Cascading fountains of white fire filled the whole of the hollow. Within the fire, a dense mass of shapes fluttered and writhed frenziedly like burning rags. From down where the fire boiled fiercest rose continued sounds of brittle substances suffering enormous violence. The pony was trampling the Transmitter, making sure of its destruction.
“Better get out of it!” Grandma shouted anxiously. “What’s left of that will all melt now, anyway!”
She didn’t know whether it heard her or not, but a few seconds later, it came pounding up the side of the hollow again. Blazing from nose to rump, it tramped past Grandma, plunged through the meadow behind her, shedding white sheets of fire that exploded the marsh grass in its tracks, and hurled itself headlong into the pond it had selected previously. There was a great splash, accompanied by sharp hissing noises. Pond and pony vanished together under billowing clouds of steam.
“That was pretty hot!” its thought came to Grandma.
“Hot as anything that ever came out of a volcano!” she affirmed. “If you’d played around in it much longer, you’d have provided the village with roasts for a year.”
“I’ll just stay here for a while, till I’ve cooled off a bit,” said the pony. “And I’d like to forget that last remark of yours, too. Civilized cannibals, that’s what people are!”
GRANDMA found something strangling her then, and discovered it was the lortel’s tail. She unwound it carefully. But the lortel promptly reanchored itself with all four hands in her hair. She decided to leave it there. It seemed badly upset.
Grimp, however, relaxed su
ddenly and slept on. It was going to take a little maneuvering to get him back into the village undetected before morning, but she would figure that out by and by. A steady flow of cool night air was being drawn past them into the hollow now, and rising out of it again in boiling, vertical columns of invisible heat. At the bottom of the de-luxe blaze she’d lit down there, things still seemed to be moving about—but very slowly. The Halpa were tough organisms, all right, though not nearly so tough, when you heated them up with a really good incendiary, as the natives of Treebel.
She would have to make a final check of the hollow around dawn, of course, when the ground should have cooled off enough to permit it—but her century’s phase of the Halpa War did seem to be over. The defensive part of it, at any rate.
Wet munching sounds from the pond indicated the pony felt comfortable enough by now to take an interest in the parboiled vegetation it found floating about it.
“You picked the right child, after all,” the pony’s thought remarked to her.
“Yes, Grimp worked out fine,” Grandma said a little proudly.
“I was pretty worried for a while.”
“I won’t say I was exactly easy myself. I thought Grimp was reacting slowly and I was getting ready to hurl the incendiary.”
“But you didn’t,” the pony pointed out, chewing loudly.
“No.
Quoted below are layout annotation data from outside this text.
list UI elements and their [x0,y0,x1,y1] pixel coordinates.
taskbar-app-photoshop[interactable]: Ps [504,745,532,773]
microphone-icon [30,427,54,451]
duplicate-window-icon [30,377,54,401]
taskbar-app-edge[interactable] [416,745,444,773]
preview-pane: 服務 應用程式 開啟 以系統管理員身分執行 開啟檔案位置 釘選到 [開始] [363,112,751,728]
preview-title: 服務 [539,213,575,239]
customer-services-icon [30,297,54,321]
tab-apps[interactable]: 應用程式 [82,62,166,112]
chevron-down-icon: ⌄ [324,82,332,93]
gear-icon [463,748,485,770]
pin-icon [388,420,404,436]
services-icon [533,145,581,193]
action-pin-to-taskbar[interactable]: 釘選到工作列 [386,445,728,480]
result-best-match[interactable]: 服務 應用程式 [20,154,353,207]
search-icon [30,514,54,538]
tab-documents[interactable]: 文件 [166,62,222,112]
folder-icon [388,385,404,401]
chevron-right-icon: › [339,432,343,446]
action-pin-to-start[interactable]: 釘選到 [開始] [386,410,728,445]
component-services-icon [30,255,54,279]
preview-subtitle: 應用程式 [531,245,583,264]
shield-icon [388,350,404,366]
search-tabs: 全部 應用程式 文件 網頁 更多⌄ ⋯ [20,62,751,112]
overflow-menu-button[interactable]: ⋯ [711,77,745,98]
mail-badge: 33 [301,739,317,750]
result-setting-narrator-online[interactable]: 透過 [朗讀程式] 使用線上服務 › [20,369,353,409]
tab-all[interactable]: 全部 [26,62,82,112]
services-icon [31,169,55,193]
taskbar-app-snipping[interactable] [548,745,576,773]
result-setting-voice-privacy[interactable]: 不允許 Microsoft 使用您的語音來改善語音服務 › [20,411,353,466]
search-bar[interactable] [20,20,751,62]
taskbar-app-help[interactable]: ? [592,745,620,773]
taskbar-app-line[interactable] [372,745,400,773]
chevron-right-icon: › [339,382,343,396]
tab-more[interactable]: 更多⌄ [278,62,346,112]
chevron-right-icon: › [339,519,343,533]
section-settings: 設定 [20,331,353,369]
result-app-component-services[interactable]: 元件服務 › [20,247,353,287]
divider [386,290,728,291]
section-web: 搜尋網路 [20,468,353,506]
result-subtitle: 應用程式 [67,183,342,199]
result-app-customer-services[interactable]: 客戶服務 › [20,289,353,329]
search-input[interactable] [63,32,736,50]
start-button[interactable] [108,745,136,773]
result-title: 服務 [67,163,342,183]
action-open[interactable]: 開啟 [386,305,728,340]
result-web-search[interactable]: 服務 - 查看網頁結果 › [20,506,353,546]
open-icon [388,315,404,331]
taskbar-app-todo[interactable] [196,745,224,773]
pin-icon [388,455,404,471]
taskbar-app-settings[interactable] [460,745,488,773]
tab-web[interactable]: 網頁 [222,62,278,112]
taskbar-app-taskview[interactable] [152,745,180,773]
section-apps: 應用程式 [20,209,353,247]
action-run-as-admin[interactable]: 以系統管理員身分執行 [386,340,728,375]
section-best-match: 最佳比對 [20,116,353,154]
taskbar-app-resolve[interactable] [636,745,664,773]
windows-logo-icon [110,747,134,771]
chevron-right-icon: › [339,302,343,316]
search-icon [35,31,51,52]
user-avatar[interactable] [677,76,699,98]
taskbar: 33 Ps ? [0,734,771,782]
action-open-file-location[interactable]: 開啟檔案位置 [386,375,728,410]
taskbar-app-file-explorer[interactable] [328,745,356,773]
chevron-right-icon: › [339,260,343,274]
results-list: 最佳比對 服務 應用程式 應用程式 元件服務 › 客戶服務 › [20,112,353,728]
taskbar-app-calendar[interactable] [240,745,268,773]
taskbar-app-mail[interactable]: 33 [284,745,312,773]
I suspected my perception might be too fast. It turned out to be almost two minutes off.”
The rhinocerine pony stopped munching and she felt the shiver of fear that went through its mind. “As much as that? You’d have caught the Transmitter before it was matter. Nothing would have happened . . . except the Halpa would have swarmed through when the Transmitter materialized. We couldn’t have stopped them.”
“Grimp had the crisis down to the micro-second,” she said happily. “Why fret about what might have happened?”
“You’re right, of course,” the pony agreed, but its enormous appetite seemed suddenly to have disappeared.